WorldRemit Seeking Fresh Funding Ahead of London IPO Plan

LAGOS (Capital Markets in Africa) – WorldRemit Ltd., a U.K. company that specializes in money transfers into Africa, plans a new funding round in the next six months ahead of a potential initial public offering or buyout.

The fast-growing financial technology firm is seeking more cash as it continues to expand, Andrew Stewart, managing director of operations in the Middle East and Africa, said in an interview in Johannesburg on Wednesday. Founded in 2010 by a London student who was struggling to send money home to Somalia, WorldRemit’s investors include Accel Partners LP and Technology Crossover Ventures, early backers of Facebook Inc.

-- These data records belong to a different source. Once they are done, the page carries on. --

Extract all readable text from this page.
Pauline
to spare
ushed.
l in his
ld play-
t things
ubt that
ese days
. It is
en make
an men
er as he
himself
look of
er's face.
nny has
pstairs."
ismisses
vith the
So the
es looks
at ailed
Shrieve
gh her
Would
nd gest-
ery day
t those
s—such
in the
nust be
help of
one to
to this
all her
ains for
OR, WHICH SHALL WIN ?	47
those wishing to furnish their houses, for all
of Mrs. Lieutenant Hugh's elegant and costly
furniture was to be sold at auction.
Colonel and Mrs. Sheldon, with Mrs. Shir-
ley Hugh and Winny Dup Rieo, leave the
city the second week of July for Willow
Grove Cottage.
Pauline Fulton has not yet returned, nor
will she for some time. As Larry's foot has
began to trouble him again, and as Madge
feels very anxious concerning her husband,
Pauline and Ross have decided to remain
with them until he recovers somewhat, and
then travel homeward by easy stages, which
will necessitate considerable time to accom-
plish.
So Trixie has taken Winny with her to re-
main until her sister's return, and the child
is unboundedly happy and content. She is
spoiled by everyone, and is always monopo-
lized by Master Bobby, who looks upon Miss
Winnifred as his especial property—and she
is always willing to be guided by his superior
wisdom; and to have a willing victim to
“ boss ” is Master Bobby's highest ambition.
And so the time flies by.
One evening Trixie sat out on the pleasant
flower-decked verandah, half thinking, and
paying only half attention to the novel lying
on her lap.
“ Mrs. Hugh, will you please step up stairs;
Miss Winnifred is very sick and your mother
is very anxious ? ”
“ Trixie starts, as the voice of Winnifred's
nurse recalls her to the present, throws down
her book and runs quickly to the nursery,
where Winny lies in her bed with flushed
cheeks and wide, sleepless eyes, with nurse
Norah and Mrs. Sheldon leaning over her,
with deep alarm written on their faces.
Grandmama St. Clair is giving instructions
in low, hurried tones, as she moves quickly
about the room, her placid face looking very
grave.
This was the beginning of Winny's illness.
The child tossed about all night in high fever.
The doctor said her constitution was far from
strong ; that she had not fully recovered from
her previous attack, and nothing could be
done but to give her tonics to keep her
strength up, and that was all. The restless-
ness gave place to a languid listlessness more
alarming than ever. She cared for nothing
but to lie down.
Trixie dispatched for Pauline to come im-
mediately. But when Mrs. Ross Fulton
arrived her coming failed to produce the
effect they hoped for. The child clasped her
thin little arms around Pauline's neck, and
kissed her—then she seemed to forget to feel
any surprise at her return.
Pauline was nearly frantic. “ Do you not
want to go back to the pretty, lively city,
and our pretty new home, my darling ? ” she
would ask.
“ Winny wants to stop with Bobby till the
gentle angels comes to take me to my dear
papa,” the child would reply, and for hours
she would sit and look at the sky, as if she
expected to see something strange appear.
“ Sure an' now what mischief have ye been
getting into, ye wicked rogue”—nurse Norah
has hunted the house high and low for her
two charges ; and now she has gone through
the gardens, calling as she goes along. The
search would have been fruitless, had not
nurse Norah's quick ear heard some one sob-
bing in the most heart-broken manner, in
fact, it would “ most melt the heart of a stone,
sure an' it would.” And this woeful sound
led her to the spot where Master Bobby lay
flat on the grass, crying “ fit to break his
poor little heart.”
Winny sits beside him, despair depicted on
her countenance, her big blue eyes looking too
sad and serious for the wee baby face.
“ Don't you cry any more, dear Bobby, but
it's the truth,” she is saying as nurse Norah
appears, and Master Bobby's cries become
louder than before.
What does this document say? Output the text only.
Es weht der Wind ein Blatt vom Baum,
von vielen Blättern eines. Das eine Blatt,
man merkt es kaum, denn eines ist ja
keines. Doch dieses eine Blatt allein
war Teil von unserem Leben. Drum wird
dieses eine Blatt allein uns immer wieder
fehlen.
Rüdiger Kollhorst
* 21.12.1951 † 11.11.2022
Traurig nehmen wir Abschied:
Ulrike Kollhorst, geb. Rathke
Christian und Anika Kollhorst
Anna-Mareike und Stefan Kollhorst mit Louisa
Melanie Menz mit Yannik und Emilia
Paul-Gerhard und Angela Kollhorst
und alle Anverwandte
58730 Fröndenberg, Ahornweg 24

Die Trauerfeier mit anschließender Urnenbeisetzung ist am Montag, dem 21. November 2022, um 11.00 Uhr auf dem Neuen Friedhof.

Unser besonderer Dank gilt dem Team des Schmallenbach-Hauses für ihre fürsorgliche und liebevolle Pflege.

“We have moved from a start-up company into a strong growth phase and have an aspiration for an IPO that’s about two years out,” Stewart said.

The executive was speaking after WorldRemit secured a South African license that will let customers transfer money out of Africa’s most industrialized economy to other countries on the continent. That gives users the ability to send cash from within Africa — as opposed to from the U.K. and the U.S.

Mobile Payments
The company has also secured partnerships with Johannesburg-based wireless carriers MTN Group Ltd. and Vodacom Group Ltd. to access their pan-Africa mobile-money services, Stewart said, adding to similar deals with Kenya’s Safaricom Plc and Huawei Technologies Co. of China. Mobile payments are a popular way of making transactions in large swathes of Africa, where credit-card machines and banks with working ATMs are relatively scarce.

“Africa is our largest market, and without a lot of bricks and mortar infrastructure we are able to offer money transfer services at much better rates” than lenders, Stewart said.

WorldRemit was valued at about $800 million after its fourth and most recent funding round in December 2017, according to Stewart. That brought the total raised by the company to $225 million, with LeapFrog Investments LP joining Accel and TCV as investors. A fifth cash-raising would help the company push for more sending licenses in countries such as Kenya and Tanzania, as well as partnerships in the Middle East.

Founder Ismail Ahmed, who started WorldRemit with about $200,000, moved to the role of executive chairman last year to make way for a more experienced chief executive officer in Breon Corcoran, the former head of British betting firm Paddy Power Betfair Plc.

According to the World Bank, people in South Africa transfer $2.5 billion out of the country every year, of which half goes elsewhere on the continent.